Purpose/Objective(s): The modified microdosimetric kinetic model (mMKM) underpins clinical dose calculations in carbon ion radiotherapy (CIRT). It expresses survival similarly to the linear-quadratic (LQ) model but with an alpha term dependent on microdosimetric lineal energy distribution, accounting for saturation or overkill in high-LET radiation. However, its parameters are mainly derived from in vitro cell survival data. To predict clinical tumor and tissue responses, challenges remain in addressing inter-cellular and inter-tissue variability and bridging the in vitro–in vivo gap. Additionally, debate continues over applying photon radiotherapy expertise to CIRT. This study proposes a framework based on mMKM and LQ models to calculate and compare biologically effective doses (BED) across photon and particle therapies.

Materials/Methods: From the literature, data on 10-year biochemical failure-free probability as the endpoint for tumor control probability (TCP) were collected for low-risk prostate cancer patients treated with photon radiotherapy or CIRT under various dose-fractionation schemes, without androgen deprivation therapy. Additional data included patient numbers, fractions, and dose per fraction. BEDs for photon radiotherapy were estimated using the LQ model with the photon alpha /beta ratio. For CIRT, assuming y* is insensitive to other parameters, the carbon alpha /beta ratio was derived from the photon alpha /beta ratio and domain radius (rd) using mMKM, enabling BED calculation. TCP parameters (BED50, gamma50) and BED parameters (photon alpha /beta, rd) were then fitted. The main formulas are listed below:

BED for photon = N * d_photon * (1 + (d_photon / (alpha_photon / beta)))
BED for particle = N * ((alpha_photon / beta + (y_particle* - y_photon*) / (rho * pi * r_d^2)) + d_particle) * (d_particle / (alpha_photon / beta))
TCP = 1 / (1 + exp(4 * gamma_50 * (1 - (BED / BED_50))))

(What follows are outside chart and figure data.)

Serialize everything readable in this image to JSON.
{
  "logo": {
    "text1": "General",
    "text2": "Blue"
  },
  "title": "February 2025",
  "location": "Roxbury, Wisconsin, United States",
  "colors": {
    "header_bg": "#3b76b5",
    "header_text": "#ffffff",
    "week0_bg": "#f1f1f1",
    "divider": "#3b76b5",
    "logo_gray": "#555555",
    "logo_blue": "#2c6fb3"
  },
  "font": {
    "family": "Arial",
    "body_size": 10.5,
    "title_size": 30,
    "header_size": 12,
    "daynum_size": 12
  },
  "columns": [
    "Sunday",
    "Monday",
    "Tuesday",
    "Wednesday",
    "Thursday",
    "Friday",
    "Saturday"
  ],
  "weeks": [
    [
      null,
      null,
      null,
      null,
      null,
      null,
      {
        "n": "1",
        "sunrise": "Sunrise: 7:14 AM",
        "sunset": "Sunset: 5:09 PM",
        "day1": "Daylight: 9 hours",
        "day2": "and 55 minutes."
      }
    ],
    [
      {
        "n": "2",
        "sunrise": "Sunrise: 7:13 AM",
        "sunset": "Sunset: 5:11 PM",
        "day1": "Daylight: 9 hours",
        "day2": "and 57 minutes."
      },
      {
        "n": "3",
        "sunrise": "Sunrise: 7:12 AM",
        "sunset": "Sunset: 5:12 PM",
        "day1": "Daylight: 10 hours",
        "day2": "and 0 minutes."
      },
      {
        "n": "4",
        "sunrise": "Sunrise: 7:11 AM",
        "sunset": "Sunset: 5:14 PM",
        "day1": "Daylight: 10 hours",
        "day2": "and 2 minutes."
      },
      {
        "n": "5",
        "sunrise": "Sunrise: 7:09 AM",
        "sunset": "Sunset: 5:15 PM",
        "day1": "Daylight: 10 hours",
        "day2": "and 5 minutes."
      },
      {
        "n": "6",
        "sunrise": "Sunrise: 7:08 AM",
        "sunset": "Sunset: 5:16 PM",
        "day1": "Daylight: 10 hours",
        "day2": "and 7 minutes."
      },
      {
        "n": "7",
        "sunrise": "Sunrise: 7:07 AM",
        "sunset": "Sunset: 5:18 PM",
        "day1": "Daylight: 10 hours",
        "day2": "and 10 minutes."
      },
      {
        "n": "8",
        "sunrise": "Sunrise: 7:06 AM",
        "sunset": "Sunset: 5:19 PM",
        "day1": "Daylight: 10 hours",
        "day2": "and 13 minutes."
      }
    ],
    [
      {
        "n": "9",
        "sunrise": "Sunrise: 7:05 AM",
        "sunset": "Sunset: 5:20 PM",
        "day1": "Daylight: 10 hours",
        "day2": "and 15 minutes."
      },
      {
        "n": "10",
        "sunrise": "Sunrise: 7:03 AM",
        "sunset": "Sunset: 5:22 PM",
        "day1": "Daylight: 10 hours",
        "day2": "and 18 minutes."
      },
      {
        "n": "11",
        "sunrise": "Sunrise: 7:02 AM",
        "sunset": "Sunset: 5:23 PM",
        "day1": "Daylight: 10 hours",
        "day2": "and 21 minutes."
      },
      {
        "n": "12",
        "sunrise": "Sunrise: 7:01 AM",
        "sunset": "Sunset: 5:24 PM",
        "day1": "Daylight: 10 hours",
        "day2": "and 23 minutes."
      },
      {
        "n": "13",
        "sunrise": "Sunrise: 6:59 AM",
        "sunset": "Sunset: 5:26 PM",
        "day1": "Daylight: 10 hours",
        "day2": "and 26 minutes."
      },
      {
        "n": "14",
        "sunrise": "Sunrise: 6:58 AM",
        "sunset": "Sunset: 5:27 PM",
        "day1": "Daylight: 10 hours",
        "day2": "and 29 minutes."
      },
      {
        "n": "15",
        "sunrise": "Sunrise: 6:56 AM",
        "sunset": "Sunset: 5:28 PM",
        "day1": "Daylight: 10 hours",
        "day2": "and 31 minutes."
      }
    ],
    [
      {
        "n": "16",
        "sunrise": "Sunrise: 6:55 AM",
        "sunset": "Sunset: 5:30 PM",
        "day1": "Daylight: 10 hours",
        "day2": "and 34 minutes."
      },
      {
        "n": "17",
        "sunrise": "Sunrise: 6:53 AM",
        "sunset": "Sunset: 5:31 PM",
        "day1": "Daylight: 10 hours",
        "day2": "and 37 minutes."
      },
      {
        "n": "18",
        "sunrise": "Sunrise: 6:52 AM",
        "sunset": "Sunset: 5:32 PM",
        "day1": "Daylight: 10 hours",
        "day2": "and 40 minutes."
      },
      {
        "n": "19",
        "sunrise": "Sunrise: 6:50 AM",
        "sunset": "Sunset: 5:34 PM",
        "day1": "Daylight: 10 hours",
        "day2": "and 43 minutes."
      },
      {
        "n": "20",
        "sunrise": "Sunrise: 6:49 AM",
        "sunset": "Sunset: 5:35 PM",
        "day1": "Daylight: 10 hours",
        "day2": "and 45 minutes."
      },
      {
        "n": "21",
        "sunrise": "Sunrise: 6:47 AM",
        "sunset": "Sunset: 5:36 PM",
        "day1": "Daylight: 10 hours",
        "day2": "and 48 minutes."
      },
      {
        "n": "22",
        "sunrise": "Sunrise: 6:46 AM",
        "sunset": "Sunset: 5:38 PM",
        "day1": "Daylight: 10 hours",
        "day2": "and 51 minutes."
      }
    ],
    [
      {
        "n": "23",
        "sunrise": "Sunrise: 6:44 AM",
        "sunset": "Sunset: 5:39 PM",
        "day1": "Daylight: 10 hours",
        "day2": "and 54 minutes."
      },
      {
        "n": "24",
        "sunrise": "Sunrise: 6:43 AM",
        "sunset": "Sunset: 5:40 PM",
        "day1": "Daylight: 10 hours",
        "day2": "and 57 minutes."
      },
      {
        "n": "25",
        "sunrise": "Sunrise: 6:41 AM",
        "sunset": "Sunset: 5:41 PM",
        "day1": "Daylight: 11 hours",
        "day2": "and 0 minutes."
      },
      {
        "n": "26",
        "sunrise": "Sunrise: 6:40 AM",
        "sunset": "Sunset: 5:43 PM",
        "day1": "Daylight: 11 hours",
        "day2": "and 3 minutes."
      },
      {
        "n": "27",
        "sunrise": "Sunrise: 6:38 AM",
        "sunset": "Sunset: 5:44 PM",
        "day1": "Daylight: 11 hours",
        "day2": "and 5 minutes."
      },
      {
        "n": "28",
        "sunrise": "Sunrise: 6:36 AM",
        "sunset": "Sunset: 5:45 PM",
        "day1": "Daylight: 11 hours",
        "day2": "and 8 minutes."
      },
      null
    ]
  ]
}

Results: Seven photon and three carbon dose-fractionation schemes were included for fitting, ranging from 35 Gy/5 Fx to 81 Gy/45 Fx for photons and from 57.6 Gy(RBE)/16 Fx to 66 Gy(RBE)/20 Fx for CIRT, with TCP values ranging from 50% to 95%, with a total of 1,010 patients. The fitted parameters and their 95% confidence intervals were as follows: gamma50 = 1.185 [0.011, 2.359], BED50 = 134.882 Gy [88.151, 181.613], alpha /beta ratio = 1.381 Gy [0.295, 2.467], and rd = 0.373 µm [0.294, 0.452]. For goodness-of-fit, the R-square is 0.451. After excluding one outlier cohort (n=31), the R-square is 0.844, indicating a good fit of the TCP curve for both photon radiotherapy and CIRT clinical data.

Conclusion: This study presents a promising workflow for identifying tumor- and tissue-specific parameters, not only improving clinical dose estimation in CIRT but also establishing a unified framework for calculating BED across photon, proton, and carbon ion therapies. This approach enables comparisons across different modalities and supports the development of multimodal treatment strategies.